As you can see, there’s a lot you can do to boost your website’s search engine visibility. If your head’s spinning trying to sort out all the SEO tasks that need to be done, then here’s a handy checklist you can tick off as you progress:

On-page SEO:
  • Use only one H1 tag on each page
  • Write compelling page titles (under 60 characters) and meta descriptions (under 155 characters)
  • Optimize all URLs
  • Set an alt text and descriptive file names for all images
  • Create long-form content such as how-to guides, listicles, and blog posts
  • Optimize all content (titles, metas, URLs, images, and copy) for the right keywords
Off-page SEO:
  • Build backlinks to your store
  • Earn media mentions and social proof
Advanced SEO:
  • Submit sitemap to Google
  • Optimize site structure
  • Optimize page loading speed
  • Use AMP
  • Ensure responsive design
  • Check and remove duplicate content
  • Incorporate structured data
  • Use redirects when needed

And here’s the list of all the recommended (free and paid) apps mentioned in this guide for various SEO purposes that you can add to your store to improve its SEO:

In addition to these, an important free app you must add is Google Shopping. As hundreds of millions of people come to Google for their shopping needs, the Google Shopping tab is an attractive place for online businesses to list their products.

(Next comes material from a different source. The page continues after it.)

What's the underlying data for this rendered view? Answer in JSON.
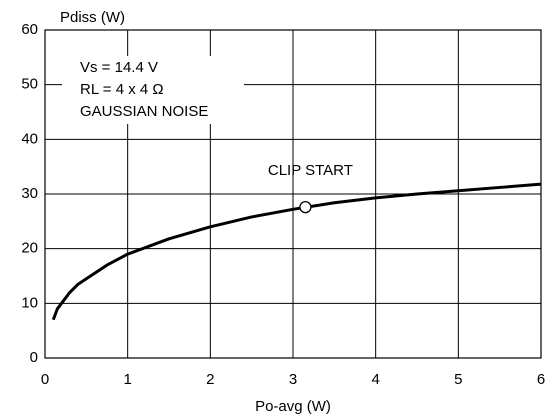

In the past, the Google Shopping tab consisted only of paid listings, but starting late April 2020, free listings will appear alongside paid ads in relevant search results. In fact, Shopify has partnered up with Google to make it easy for merchants to sync, submit, and optimize their products for these free listings through Shopify’s Google Shopping app. So make sure to add this app to try and get your products listed in the Google Shopping tab for free.

Last but not least, it’s important to only add apps that serve some purpose. Of course, you won’t add paid apps to your store that aren’t useful for you, but just because an app is free doesn’t warrant its installation.

That’s because bloating your store with too many apps will slow it down which, in turn, will affect your rankings negatively. Thus, only add apps that are useful for your store.

So, there you have it. Start with the basic on-page optimization techniques, try to be consistent with off-page optimization (building backlinks, earning media mentions, and social proof), and then take things to the next level by using structured data, AMP, CDN, and other advanced techniques.

Remember, building a successful business is a marathon, not a sprint. The same applies to SEO – it’ll take a few months to see notable results, but with consistent effort and some patience, boy will the results be worth it!